His father asked him, “Are those guys that much better or are you doing something wrong?”

What he was doing wrong, Maloy realized, was that he wasn’t listening to himself. He was ignoring the fact that he wasn’t having much fun and that he felt alone.

“A trap for triathletes is to make it an individual sport,” he said. The Latin roots of the word “competition,” the English major said, break down to “com” — together — and “petere” — to strive. “We are seeking something within ourselves, yet other people are necessary.”

A new coach and a new environment were part of the solution; the rest came in learning to use failure as an opportunity for improvement.

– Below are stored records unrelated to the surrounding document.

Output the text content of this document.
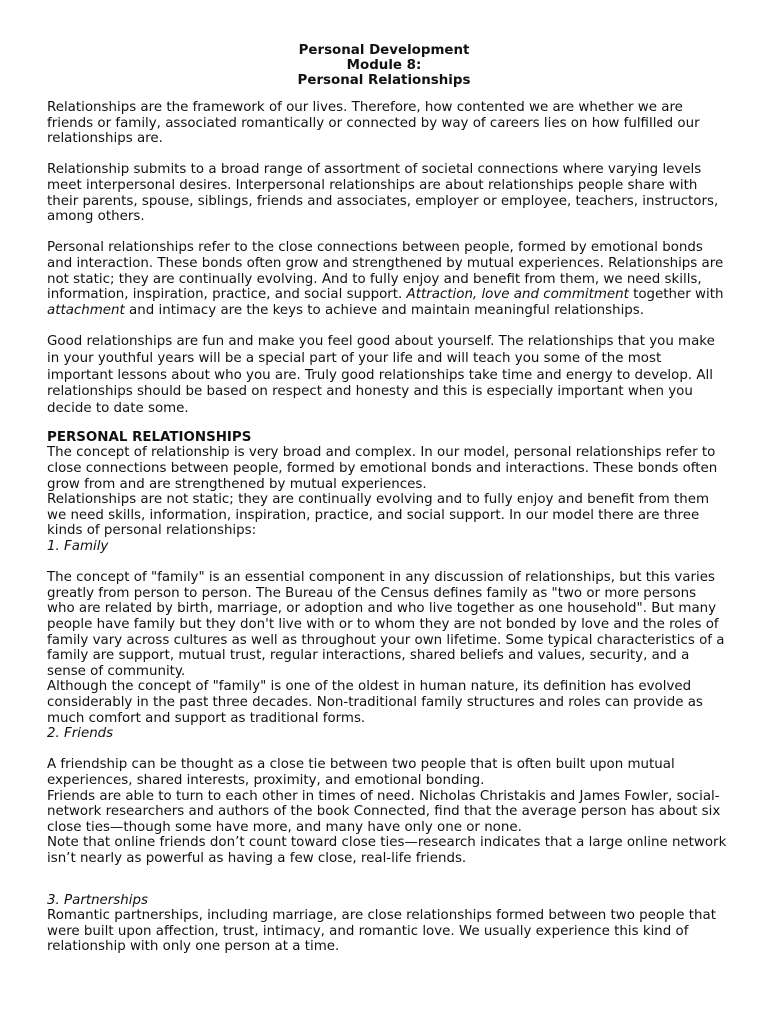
Personal Development
Module 8:
Personal Relationships

Relationships are the framework of our lives. Therefore, how contented we are whether we are friends or family, associated romantically or connected by way of careers lies on how fulfilled our relationships are.

Relationship submits to a broad range of assortment of societal connections where varying levels meet interpersonal desires. Interpersonal relationships are about relationships people share with their parents, spouse, siblings, friends and associates, employer or employee, teachers, instructors, among others.

Personal relationships refer to the close connections between people, formed by emotional bonds and interaction. These bonds often grow and strengthened by mutual experiences. Relationships are not static; they are continually evolving. And to fully enjoy and benefit from them, we need skills, information, inspiration, practice, and social support. Attraction, love and commitment together with attachment and intimacy are the keys to achieve and maintain meaningful relationships.

Good relationships are fun and make you feel good about yourself. The relationships that you make in your youthful years will be a special part of your life and will teach you some of the most important lessons about who you are. Truly good relationships take time and energy to develop. All relationships should be based on respect and honesty and this is especially important when you decide to date some.

PERSONAL RELATIONSHIPS

The concept of relationship is very broad and complex. In our model, personal relationships refer to close connections between people, formed by emotional bonds and interactions. These bonds often grow from and are strengthened by mutual experiences.

Relationships are not static; they are continually evolving and to fully enjoy and benefit from them we need skills, information, inspiration, practice, and social support. In our model there are three kinds of personal relationships:

1. Family

The concept of "family" is an essential component in any discussion of relationships, but this varies greatly from person to person. The Bureau of the Census defines family as "two or more persons who are related by birth, marriage, or adoption and who live together as one household". But many people have family but they don't live with or to whom they are not bonded by love and the roles of family vary across cultures as well as throughout your own lifetime. Some typical characteristics of a family are support, mutual trust, regular interactions, shared beliefs and values, security, and a sense of community.

Although the concept of "family" is one of the oldest in human nature, its definition has evolved considerably in the past three decades. Non-traditional family structures and roles can provide as much comfort and support as traditional forms.

2. Friends

A friendship can be thought as a close tie between two people that is often built upon mutual experiences, shared interests, proximity, and emotional bonding.

Friends are able to turn to each other in times of need. Nicholas Christakis and James Fowler, social-network researchers and authors of the book Connected, find that the average person has about six close ties—though some have more, and many have only one or none.

Note that online friends don’t count toward close ties—research indicates that a large online network isn’t nearly as powerful as having a few close, real-life friends.

3. Partnerships

Romantic partnerships, including marriage, are close relationships formed between two people that were built upon affection, trust, intimacy, and romantic love. We usually experience this kind of relationship with only one person at a time.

“I always viewed sports as a meritocracy; if you work hard you are rewarded. It teaches you to connect what you do in practice to results in competition,” he said. But it turns out that that connection, he learned, extends to how you handle failure, work and relationships.

Over the next three years, Maloy took 3rd, 2nd and 1st places, respectively, in USA Triathlon national championship races.

Then, in Yokohama, Japan, in May 2016, Maloy was one of six American men vying for three spots on the United States Olympic team. On the day of the qualifying race, there was enough down time that he started to fill it with anxiety, tears and worries about all that could go wrong.

After talking to his parents and his brother, Maloy said he realized he needed to shut out the “noise” and rely on his training to act appropriately to whatever might happen.

Triathletes go into races with a plan — where to start in the swim wave, how to get through transition (swim to bike, then bike to run) in the least amount of time, when and what to eat, how to attack hills on the bike. Trusting your strategy — and the work that goes into developing it — means having faith in yourself, he said.

“In competition, you have to be in the moment. What matters is how you make the most of the situation; what strengths can you call upon, and can you filter out the noise of what other people are doing?”

Once he got on the run course, and most of the external variables were gone (no chance of an elbow to the head from a swimmer or a flat on the bike), he knew he was going to the Olympics.

Three months later, Maloy finished 23rd in the Rio Olympics; he wasn’t happy with the place but he was happy with his performance. A problem with a shifter on his bike left him with fewer gears than normal, but his mental training had taught him to not let it ruin the race. “I repositioned myself in the pack and did the best I could.

“That’s racing. That’s life,” he said. “I crossed the finish line knowing I gave everything I had.”

Maloy retired from professional triathlon in fall 2016. It wasn’t from disappointment at the Olympics, he said, but from a sense that it was time to try something new — although he doesn’t know what that is yet.

But even that falls in line with his belief in listening to yourself and believing in your strategy, even though he might not have realized it in November 2011 when he wrote in his first blog: “Swimming, biking, running, and studying performance continues to make me feel alive. When I can’t commit myself 100% to my pursuit, I will find a new career.”